Re: [PATCH v2] KVM: nVMX: Fix setting of CR0 and CR4 in guest mode

[Date Prev][Date Next][Thread Prev][Thread Next][Date Index][Thread Index]

 



On 2013-03-07 09:57, Gleb Natapov wrote:
> On Thu, Mar 07, 2013 at 09:53:49AM +0100, Jan Kiszka wrote:
>> On 2013-03-07 09:43, Gleb Natapov wrote:
>>> On Thu, Mar 07, 2013 at 09:12:19AM +0100, Jan Kiszka wrote:
>>>> On 2013-03-07 08:51, Gleb Natapov wrote:
>>>>> On Mon, Mar 04, 2013 at 08:40:29PM +0100, Jan Kiszka wrote:
>>>>>> The logic for calculating the value with which we call kvm_set_cr0/4 was
>>>>>> broken (will definitely be visible with nested unrestricted guest mode
>>>>>> support). Also, we performed the check regarding CR0_ALWAYSON too early
>>>>>> when in guest mode.
>>>>>>
>>>>>> What really needs to be done on both CR0 and CR4 is to mask out L1-owned
>>>>>> bits and merge them in from GUEST_CR0/4. In contrast, arch.cr0/4 and
>>>>>> arch.cr0/4_guest_owned_bits contain the mangled L0+L1 state and, thus,
>>>>>> are not suited as input.
>>>>>>
>>>>>> For both CRs, we can then apply the check against VMXON_CRx_ALWAYSON and
>>>>>> refuse the update if it fails. To be fully consistent, we implement this
>>>>>> check now also for CR4.
>>>>>>
>>>>>> Finally, we have to set the shadow to the value L2 wanted to write
>>>>>> originally.
>>>>>>
>>>>>> Signed-off-by: Jan Kiszka <jan.kiszka@xxxxxxxxxxx>
>>>>>> ---
>>>>>>
>>>>>> Changes in v2:
>>>>>>  - keep the non-misleading part of the comment in handle_set_cr0
>>>>>>
>>>>>>  arch/x86/kvm/vmx.c |   46 +++++++++++++++++++++++++++++++---------------
>>>>>>  1 files changed, 31 insertions(+), 15 deletions(-)
>>>>>>
>>>>>> diff --git a/arch/x86/kvm/vmx.c b/arch/x86/kvm/vmx.c
>>>>>> index 7cc566b..832b7b4 100644
>>>>>> --- a/arch/x86/kvm/vmx.c
>>>>>> +++ b/arch/x86/kvm/vmx.c
>>>>>> @@ -4605,37 +4605,53 @@ vmx_patch_hypercall(struct kvm_vcpu *vcpu, unsigned char *hypercall)
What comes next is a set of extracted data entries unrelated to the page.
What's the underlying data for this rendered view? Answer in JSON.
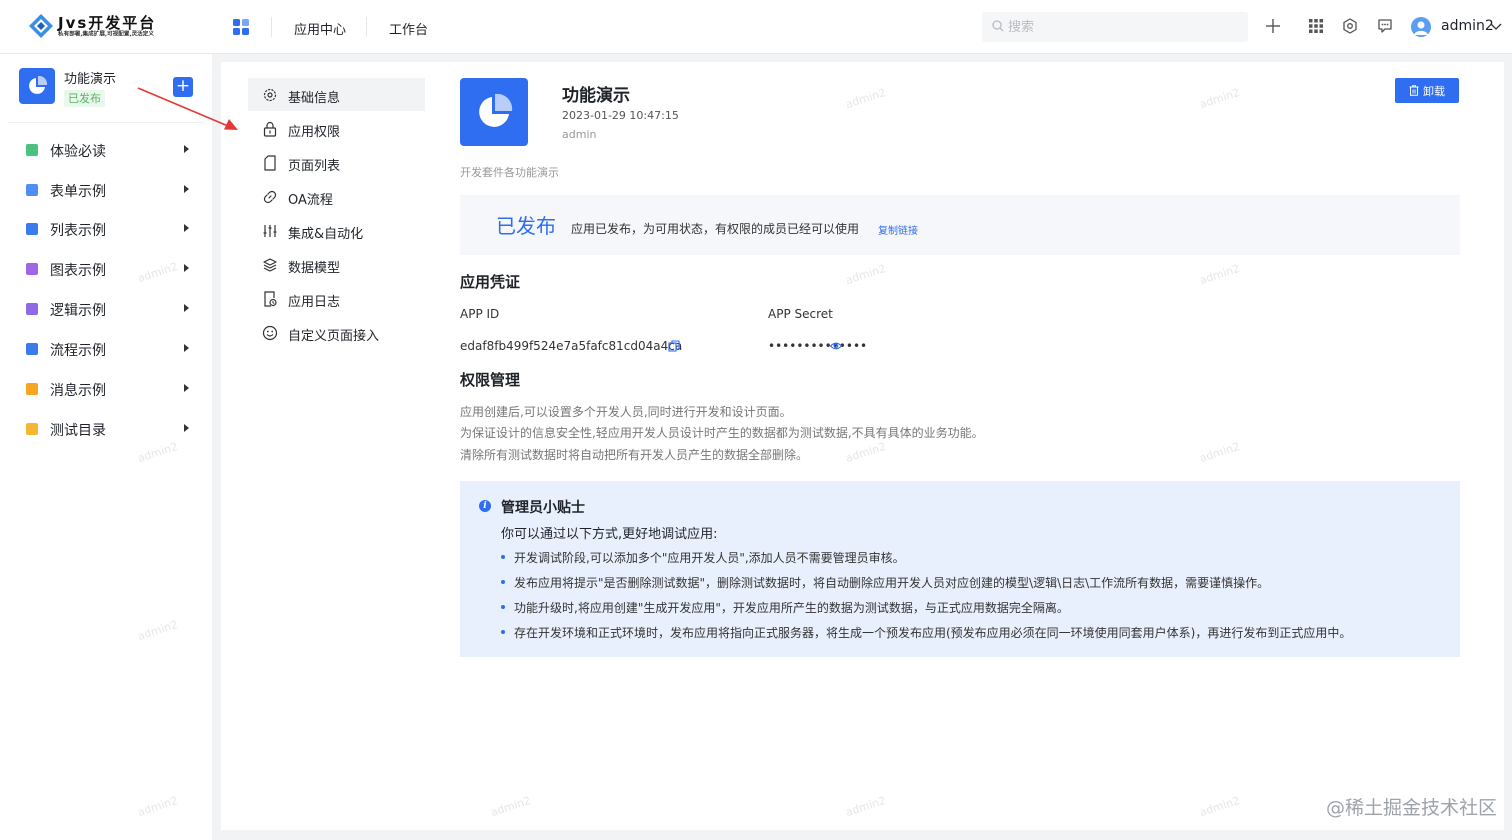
{
  "header": {
    "logo_title": "Jvs开发平台",
    "logo_subtitle": "私有部署,集成扩展,可视配置,灵活定义",
    "nav": [
      "应用中心",
      "工作台"
    ],
    "search_placeholder": "搜索",
    "user_name": "admin2"
  },
  "sidebar": {
    "app_name": "功能演示",
    "app_status": "已发布",
    "add_label": "+",
    "items": [
      {
        "label": "体验必读",
        "color": "#4bc27d"
      },
      {
        "label": "表单示例",
        "color": "#4f8ef5"
      },
      {
        "label": "列表示例",
        "color": "#3a7cf0"
      },
      {
        "label": "图表示例",
        "color": "#9f66e8"
      },
      {
        "label": "逻辑示例",
        "color": "#8e6ae6"
      },
      {
        "label": "流程示例",
        "color": "#3a7cf0"
      },
      {
        "label": "消息示例",
        "color": "#f5a623"
      },
      {
        "label": "测试目录",
        "color": "#f5b731"
      }
    ]
  },
  "subnav": {
    "items": [
      {
        "label": "基础信息",
        "icon": "gear-icon",
        "active": true
      },
      {
        "label": "应用权限",
        "icon": "lock-icon",
        "active": false
      },
      {
        "label": "页面列表",
        "icon": "page-icon",
        "active": false
      },
      {
        "label": "OA流程",
        "icon": "link-icon",
        "active": false
      },
      {
        "label": "集成&自动化",
        "icon": "sliders-icon",
        "active": false
      },
      {
        "label": "数据模型",
        "icon": "layers-icon",
        "active": false
      },
      {
        "label": "应用日志",
        "icon": "log-icon",
        "active": false
      },
      {
        "label": "自定义页面接入",
        "icon": "smile-icon",
        "active": false
      }
    ]
  },
  "app": {
    "title": "功能演示",
    "date": "2023-01-29 10:47:15",
    "author": "admin",
    "description": "开发套件各功能演示",
    "uninstall_label": "卸载"
  },
  "status": {
    "big": "已发布",
    "description": "应用已发布，为可用状态，有权限的成员已经可以使用",
    "copy_link": "复制链接"
  },
  "credentials": {
    "title": "应用凭证",
    "app_id_label": "APP ID",
    "app_id_value": "edaf8fb499f524e7a5fafc81cd04a4ca",
    "app_secret_label": "APP Secret",
    "app_secret_value": "••••••••••••••"
  },
  "permissions": {
    "title": "权限管理",
    "lines": [
      "应用创建后,可以设置多个开发人员,同时进行开发和设计页面。",
      "为保证设计的信息安全性,轻应用开发人员设计时产生的数据都为测试数据,不具有具体的业务功能。",
      "清除所有测试数据时将自动把所有开发人员产生的数据全部删除。"
    ]
  },
  "tips": {
    "title": "管理员小贴士",
    "subtitle": "你可以通过以下方式,更好地调试应用:",
    "items": [
      "开发调试阶段,可以添加多个\"应用开发人员\",添加人员不需要管理员审核。",
      "发布应用将提示\"是否删除测试数据\"，删除测试数据时，将自动删除应用开发人员对应创建的模型\\逻辑\\日志\\工作流所有数据，需要谨慎操作。",
      "功能升级时,将应用创建\"生成开发应用\"，开发应用所产生的数据为测试数据，与正式应用数据完全隔离。",
      "存在开发环境和正式环境时，发布应用将指向正式服务器，将生成一个预发布应用(预发布应用必须在同一环境使用同套用户体系)，再进行发布到正式应用中。"
    ]
  },
  "watermark": "admin2",
  "credit": "@稀土掘金技术社区",
  "colors": {
    "primary": "#2f6df1",
    "success": "#52b75e",
    "tips_bg": "#e9f0fd"
  }
}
>>>>>>  /* called to set cr0 as appropriate for a mov-to-cr0 exit. */
>>>>>>  static int handle_set_cr0(struct kvm_vcpu *vcpu, unsigned long val)
>>>>>>  {
>>>>>> -	if (to_vmx(vcpu)->nested.vmxon &&
>>>>>> -	    ((val & VMXON_CR0_ALWAYSON) != VMXON_CR0_ALWAYSON))
>>>>>> -		return 1;
>>>>>> -
>>>>>>  	if (is_guest_mode(vcpu)) {
>>>>>> +		struct vmcs12 *vmcs12 = get_vmcs12(vcpu);
>>>>>> +		unsigned long orig_val = val;
>>>>>> +
>>>>>>  		/*
>>>>>>  		 * We get here when L2 changed cr0 in a way that did not change
>>>>>>  		 * any of L1's shadowed bits (see nested_vmx_exit_handled_cr),
>>>>>> -		 * but did change L0 shadowed bits. This can currently happen
>>>>>> -		 * with the TS bit: L0 may want to leave TS on (for lazy fpu
>>>>>> -		 * loading) while pretending to allow the guest to change it.
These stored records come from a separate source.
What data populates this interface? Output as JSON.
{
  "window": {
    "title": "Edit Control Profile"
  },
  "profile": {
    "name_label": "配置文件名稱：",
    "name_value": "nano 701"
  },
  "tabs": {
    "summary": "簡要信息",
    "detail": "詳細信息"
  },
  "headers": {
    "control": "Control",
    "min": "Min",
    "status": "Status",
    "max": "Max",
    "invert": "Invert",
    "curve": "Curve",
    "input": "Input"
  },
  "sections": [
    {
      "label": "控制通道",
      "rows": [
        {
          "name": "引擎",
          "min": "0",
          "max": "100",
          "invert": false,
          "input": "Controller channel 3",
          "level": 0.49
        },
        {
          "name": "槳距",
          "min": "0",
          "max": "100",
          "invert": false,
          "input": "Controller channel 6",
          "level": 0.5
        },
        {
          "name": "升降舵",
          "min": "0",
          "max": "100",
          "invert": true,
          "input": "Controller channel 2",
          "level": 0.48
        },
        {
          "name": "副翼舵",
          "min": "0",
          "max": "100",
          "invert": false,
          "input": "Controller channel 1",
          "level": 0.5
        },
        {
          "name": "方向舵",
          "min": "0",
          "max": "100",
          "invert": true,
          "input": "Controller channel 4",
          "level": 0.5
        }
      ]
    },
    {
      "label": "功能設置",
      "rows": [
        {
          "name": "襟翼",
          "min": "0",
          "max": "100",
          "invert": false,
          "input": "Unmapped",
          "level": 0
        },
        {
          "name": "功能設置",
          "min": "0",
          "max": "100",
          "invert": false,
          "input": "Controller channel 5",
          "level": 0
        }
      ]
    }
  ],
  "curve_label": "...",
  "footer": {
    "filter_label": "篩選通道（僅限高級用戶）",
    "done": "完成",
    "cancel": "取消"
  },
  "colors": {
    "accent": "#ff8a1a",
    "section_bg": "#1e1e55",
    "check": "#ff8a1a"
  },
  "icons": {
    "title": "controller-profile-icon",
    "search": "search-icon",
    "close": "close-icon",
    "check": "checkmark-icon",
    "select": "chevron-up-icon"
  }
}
>>>>>> +		 * but did change L0 shadowed bits.
>>>>>>  		 */
>>>>>> -		if (kvm_set_cr0(vcpu, (val & vcpu->arch.cr0_guest_owned_bits) |
>>>>>> -			 (vcpu->arch.cr0 & ~vcpu->arch.cr0_guest_owned_bits)))
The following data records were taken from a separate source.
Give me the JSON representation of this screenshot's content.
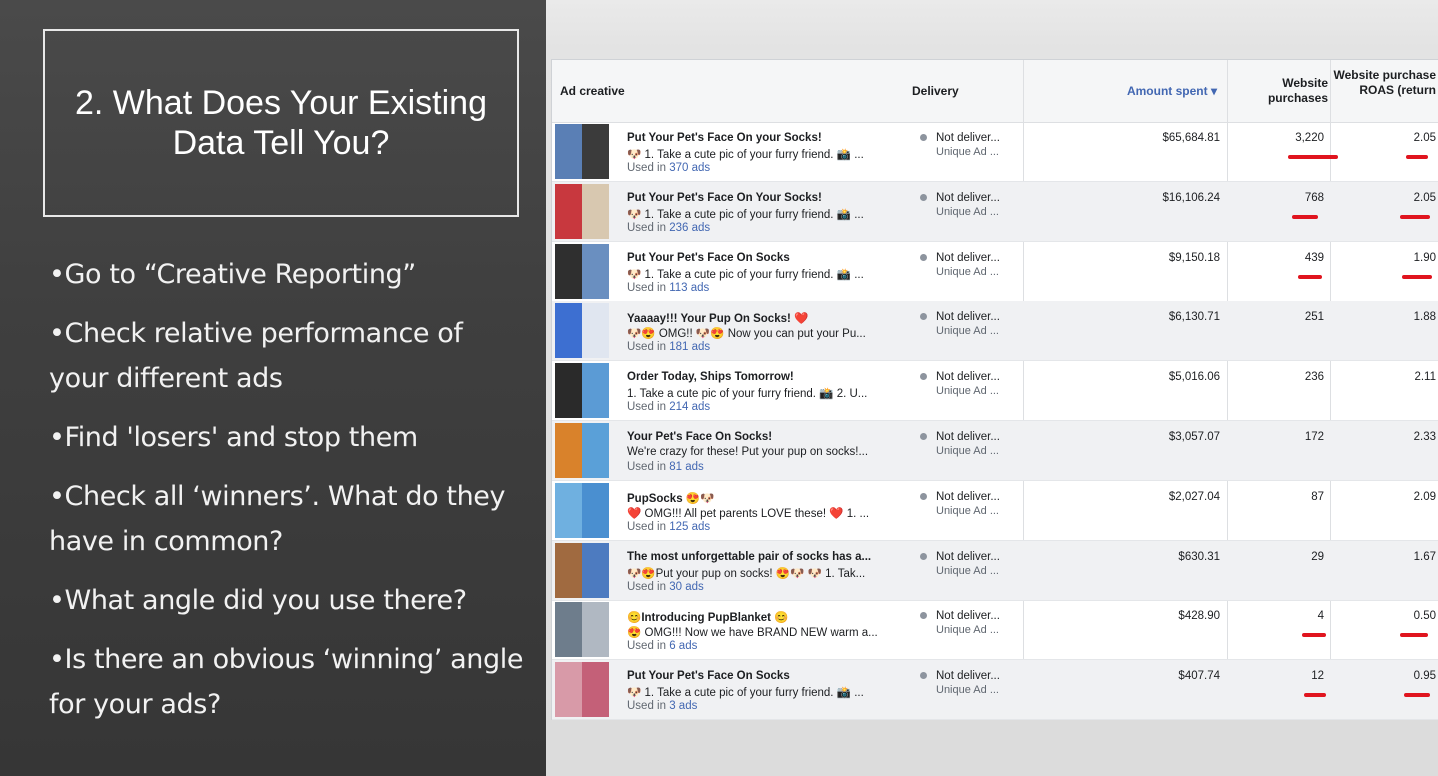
{
  "slide": {
    "title": "2. What Does Your Existing Data Tell You?",
    "bullets": [
      "•Go to “Creative Reporting”",
      "•Check relative performance of your different ads",
      "•Find 'losers' and stop them",
      "•Check all ‘winners’. What do they have in common?",
      "•What angle did you use there?",
      "•Is there an obvious ‘winning’ angle for your ads?"
    ]
  },
  "table": {
    "headers": {
      "creative": "Ad creative",
      "delivery": "Delivery",
      "amount": "Amount spent ▾",
      "purchases": "Website purchases",
      "roas": "Website purchase ROAS (return"
    },
    "rows": [
      {
        "title": "Put Your Pet's Face On your Socks!",
        "body": "🐶 1. Take a cute pic of your furry friend. 📸 ...",
        "used_prefix": "Used in",
        "used_count": "370 ads",
        "delivery": "Not deliver...",
        "delivery_sub": "Unique Ad ...",
        "amount": "$65,684.81",
        "purchases": "3,220",
        "roas": "2.05"
      },
      {
        "title": "Put Your Pet's Face On Your Socks!",
        "body": "🐶 1. Take a cute pic of your furry friend. 📸 ...",
        "used_prefix": "Used in",
        "used_count": "236 ads",
        "delivery": "Not deliver...",
        "delivery_sub": "Unique Ad ...",
        "amount": "$16,106.24",
        "purchases": "768",
        "roas": "2.05"
      },
      {
        "title": "Put Your Pet's Face On Socks",
        "body": "🐶 1. Take a cute pic of your furry friend. 📸 ...",
        "used_prefix": "Used in",
        "used_count": "113 ads",
        "delivery": "Not deliver...",
        "delivery_sub": "Unique Ad ...",
        "amount": "$9,150.18",
        "purchases": "439",
        "roas": "1.90"
      },
      {
        "title": "Yaaaay!!! Your Pup On Socks! ❤️",
        "body": "🐶😍 OMG!! 🐶😍 Now you can put your Pu...",
        "used_prefix": "Used in",
        "used_count": "181 ads",
        "delivery": "Not deliver...",
        "delivery_sub": "Unique Ad ...",
        "amount": "$6,130.71",
        "purchases": "251",
        "roas": "1.88"
      },
      {
        "title": "Order Today, Ships Tomorrow!",
        "body": "1. Take a cute pic of your furry friend. 📸 2. U...",
        "used_prefix": "Used in",
        "used_count": "214 ads",
        "delivery": "Not deliver...",
        "delivery_sub": "Unique Ad ...",
        "amount": "$5,016.06",
        "purchases": "236",
        "roas": "2.11"
      },
      {
        "title": "Your Pet's Face On Socks!",
        "body": "We're crazy for these! Put your pup on socks!...",
        "used_prefix": "Used in",
        "used_count": "81 ads",
        "delivery": "Not deliver...",
        "delivery_sub": "Unique Ad ...",
        "amount": "$3,057.07",
        "purchases": "172",
        "roas": "2.33"
      },
      {
        "title": "PupSocks 😍🐶",
        "body": "❤️ OMG!!! All pet parents LOVE these! ❤️ 1. ...",
        "used_prefix": "Used in",
        "used_count": "125 ads",
        "delivery": "Not deliver...",
        "delivery_sub": "Unique Ad ...",
        "amount": "$2,027.04",
        "purchases": "87",
        "roas": "2.09"
      },
      {
        "title": "The most unforgettable pair of socks has a...",
        "body": "🐶😍Put your pup on socks! 😍🐶 🐶 1. Tak...",
        "used_prefix": "Used in",
        "used_count": "30 ads",
        "delivery": "Not deliver...",
        "delivery_sub": "Unique Ad ...",
        "amount": "$630.31",
        "purchases": "29",
        "roas": "1.67"
      },
      {
        "title": "😊Introducing PupBlanket 😊",
        "body": "😍 OMG!!! Now we have BRAND NEW warm a...",
        "used_prefix": "Used in",
        "used_count": "6 ads",
        "delivery": "Not deliver...",
        "delivery_sub": "Unique Ad ...",
        "amount": "$428.90",
        "purchases": "4",
        "roas": "0.50"
      },
      {
        "title": "Put Your Pet's Face On Socks",
        "body": "🐶 1. Take a cute pic of your furry friend. 📸 ...",
        "used_prefix": "Used in",
        "used_count": "3 ads",
        "delivery": "Not deliver...",
        "delivery_sub": "Unique Ad ...",
        "amount": "$407.74",
        "purchases": "12",
        "roas": "0.95"
      }
    ]
  },
  "colors": {
    "accent": "#4267b2",
    "annotation": "#e0141e"
  }
}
>>>>>> +		val = (val & ~vmcs12->cr0_guest_host_mask) |
>>>>>> +			(vmcs_read64(GUEST_CR0) & vmcs12->cr0_guest_host_mask);
>>>>> I think using GUEST_CR0 here is incorrect. It contains combination of bits
>>>>> set by L2, L1 and L0 and here we need to get only L2/L1 mix which is in
>>>>> vcpu->arch.cr0 (almost, but good enough for this case). Why vcpu->arch.cr0
>>>>> contains right L2/L1 mix?
>>>>
>>>> L0/L1. E.g., kvm_set_cr0 unconditionally injects X86_CR0_ET and masks
>>>> out reserved bits. But you are right, GUEST_CR0 isn't much better. And
>>>> maybe that mangling in kvm_set_cr0 is a corner case we can ignore.
>>>>
>>> I think we can. ET is R/O and wired to 1, so it does not matter what
>>> guest writes there it should be treated as 1. About reserved bits spec
>>> says that software should write what it reads there and does not specify
>>> what happens if software does not follow this.
>>>
>>>>> Because it was set to vmcs12->guest_cr0 during
>>>>> L2 #vmentry. While L2 is running three things may happen to CR0:
>>>>>
>>>>>  1. L2 writes to a bit that is not shadowed neither by L1 nor by L0. It
>>>>>     will go strait to GUEST_CR0.
>>>>>  2. L2 writes to a bit shadowed by L1. L1 #vmexit will be emulated. On the
>>>>>     next #vmetry vcpu->arch.cr0 will be set to whatever value L1 calculated.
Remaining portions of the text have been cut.